By Robert Kiser, DO, MSPH
Vulvar varicosities are a source of embarrassment and pain for many women but they are often reluctant to discuss their condition or symptoms with their doctors. These varicosities can easily be missed in casual examination, as they are less obvious in the supine position and may not be seen until the patient stands or assumes an upright sitting or squatting position.
When evaluating lower extremity varicose veins, varicosities in the proximal inner thigh should prompt the physician to consider a pudendal origin. The question, ―Do you have any varicose veins of the vulva or labia? should be asked as well as questions about pelvic congestion symptoms. There are a variety of treatments that can help to improve or eliminate these symptoms.
Background and Epidemiology
Vulvar varicosities occur in an estimated 4% of women1 and 15.8-23% of those with lower extremity varicose veins. Most occur during pregnancy and resolve within a few months. When they do not resolve they may cause symptoms of pain, itching, burning, dysparunia, and are perceived by some women as a cosmetic nuisance.
Vulvar varicosities may occur as isolated tributary varicosities or may be a sign of underlying pelvic venous insufficiency. They can also be associated with Pelvic Congestion Syndrome (PCS). PCS results from venous insufficiency (reflux) of the ovarian veins. This important but under-diagnosed condition is associated with symptoms of dysparunia, chronic pelvic pain, feeling of pelvic fullness and discomfort
When signs or symptoms of PCS are reported, a diagnostic transvaginal ultrasound both supine and standing, with and without Valsalva may be ordered to quantify pelvic vein reflux.

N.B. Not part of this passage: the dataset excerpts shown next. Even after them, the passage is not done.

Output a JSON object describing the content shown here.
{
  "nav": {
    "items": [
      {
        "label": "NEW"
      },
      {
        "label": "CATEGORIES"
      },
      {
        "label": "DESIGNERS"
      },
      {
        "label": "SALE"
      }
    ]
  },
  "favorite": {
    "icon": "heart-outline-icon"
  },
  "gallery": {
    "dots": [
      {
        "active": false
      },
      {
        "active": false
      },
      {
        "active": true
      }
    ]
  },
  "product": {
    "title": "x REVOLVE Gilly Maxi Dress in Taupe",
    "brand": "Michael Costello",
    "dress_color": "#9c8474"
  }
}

Magnetic resonance venography is also extremely sensitive to finding dilated gonadal veins and provides an abundance of anatomic information5. Consultation with an interventional radiologist or vascular surgeon for venography and possible coil embolization or fluoroscopy-guided sclerotherapy is warranted when found.

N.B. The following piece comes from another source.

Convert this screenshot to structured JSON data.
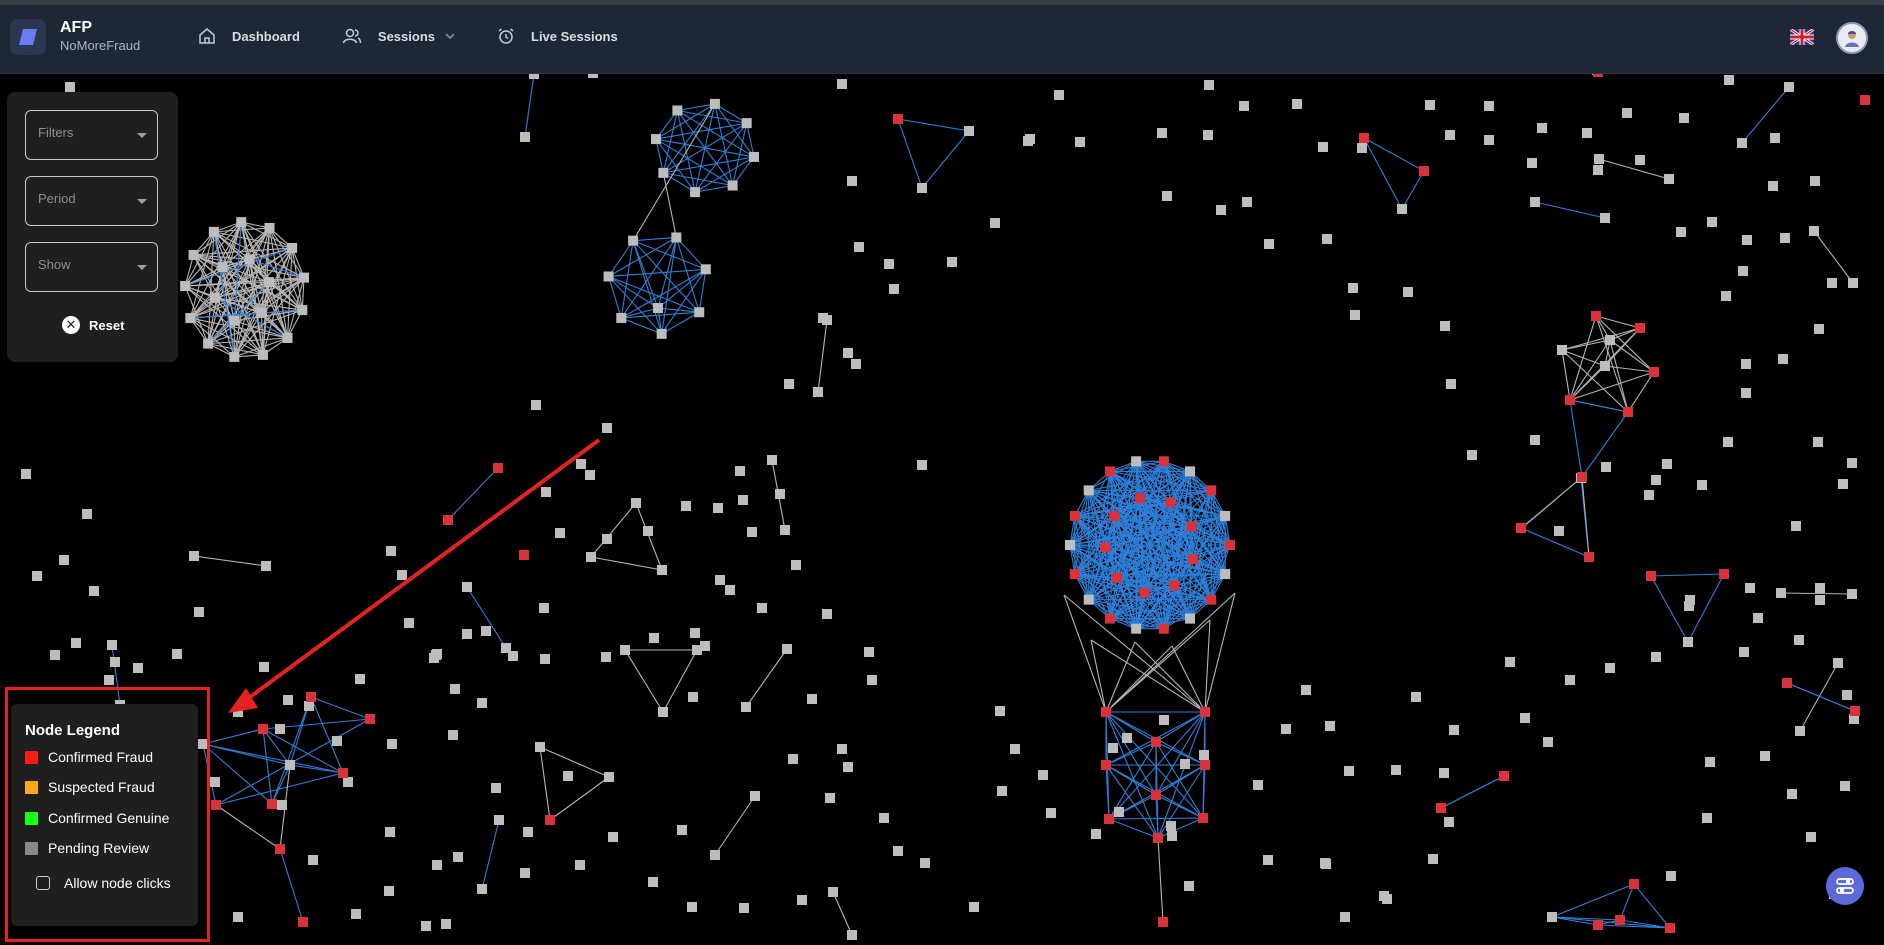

Any patient with symptomatic vulvar varicosities (pregnant or not) should be encouraged to try compression therapy. The company, Prenatal Cradle, makes the V-2 Supporter for the pregnant or non-pregnant woman with vulvar varicosities. This device is similar in appearance to a male athletic supporter, but is contoured to provide compressive support for the vulva, thus preventing the pooling of blood in the labial veins.
Non-surgical and Minimally Invasive Techniques
For vulvar varicosities in the non-pregnant patient, remarkable improvement can be achieved with sclerotherapy. The visible varicosities are injected with a quantity of liquid or foam sclerosant, and the area is then compressed with a pad and the V-2 supporter or similar compression garment7. A few treatments can provide lasting relief and cosmetic improvement in vulvar varicosities. To minimize the risk of complications, the injecting physician should have extensive experience with vein sclerosis and a strong working anatomy of the pelvic venous system.
Persistent Pelvic Congestion Syndrome
For some patients, treatment of vulvar varicosities with a V-2 compression trial followed by compression sclerotherapy affords symptomatic improvement8. Patients with PCS who are not responding to compression should be evaluated by an interventional radiologist or vascular surgeon for possible coil embolization. Under fluoroscopy guidance, the refluxing ovarian veins can be embolized by endovenous insertion of a metallic coil.
After the pelvic venous insufficiency has been treated, if not previously addressed, the vulvar varicosities may be re-evaluated by a phlebologist who practices sclerotherapy to determine whether the varicosities and their associated symptoms have adequately resolved. If not, sclerotherapy of the visible varicosities may be provided if the patient wishes.